Continuous Verification

Detection has always been the key. In the near term, it becomes more important as payments companies adopt agentic AI in their fraud-prevention efforts, more consumers adopt digital wallets, and technology consolidates to make AI easier to access.

“Within two to three years, I believe there will be a mass rollout of digital identity that will become as seamless as [what] tap-to-pay did for payments and it will live on your phone like a digital wallet, effectively ending the era of carrying physical plastic cards,” Pointner says.

“In this end state, when you provide proof of identity, the vendor receives the verification they need, but the proof stays with you,” he continues. “This eliminates the creation of centralized data honeypots that are attractive to hackers and creates a more secure and seamless digital environment where identity is portable and privacy-centric.” Europe, for example, has a digital-wallet mandate requiring each member state to create at least one certified and interoperable wallet by year’s end.

A realistic end state could include continuous verification that replaces point-in-time checks. It would also likely include portable and reusable digital identities, adaptive authentication, and clear accountability, such as the ability to explain and defend why a merchant was approved and retains support, “not simply that onboarding requirements were met,” says Leo Patching, chief executive of Kompliant, a LegitScript company.

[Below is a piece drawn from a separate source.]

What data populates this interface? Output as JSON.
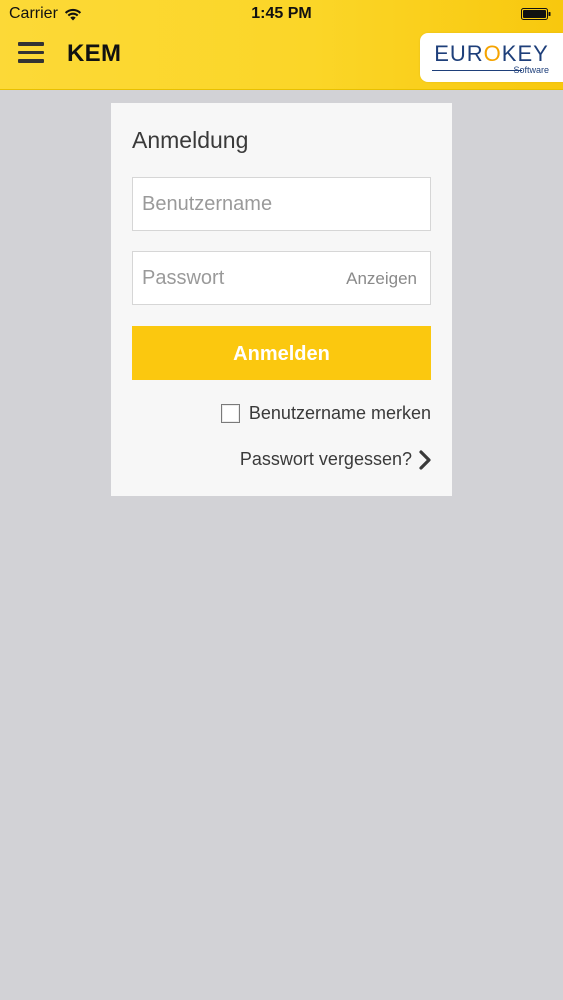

“That shift is being driven by two forces,” adds Patching. “First, card-network programs now measure real outcomes, like fraud and disputes, and require remediation when thresholds are exceeded, rather than relying on static compliance artifacts. Second, the industry has recognized that transaction-monitoring explains what already happened, while merchant intelligence determines who you are still funding.”

‘Hitting Walls’

Coordinating all of this will take more collaboration among payments companies, Bartolacci says, especially as more digital channels emerge and their use grows. “Every feature or convenience for a user also is a convenience for a threat actor, too,” he says.

A view that fraud prevention is a journey, not a destination, can be helpful in the emerging digital-payments arena.

“Today, the most successful use cases blend identity, authentication, and payment authorization into one continuous, adaptive process,” says Saurabh Joshi, president of payments at Fort Worth, Texas-based CSG Forte Payments Inc.

“Meanwhile, agentic AI-powered risk engines evaluate context in milliseconds and decide when to step up or silently approve,” he adds. “For customers, behavior and biometrics do most of the talking, so they rarely need to take more steps with passwords and onetime codes. Good customers almost never feel the machinery, and bad actors keep hitting walls.”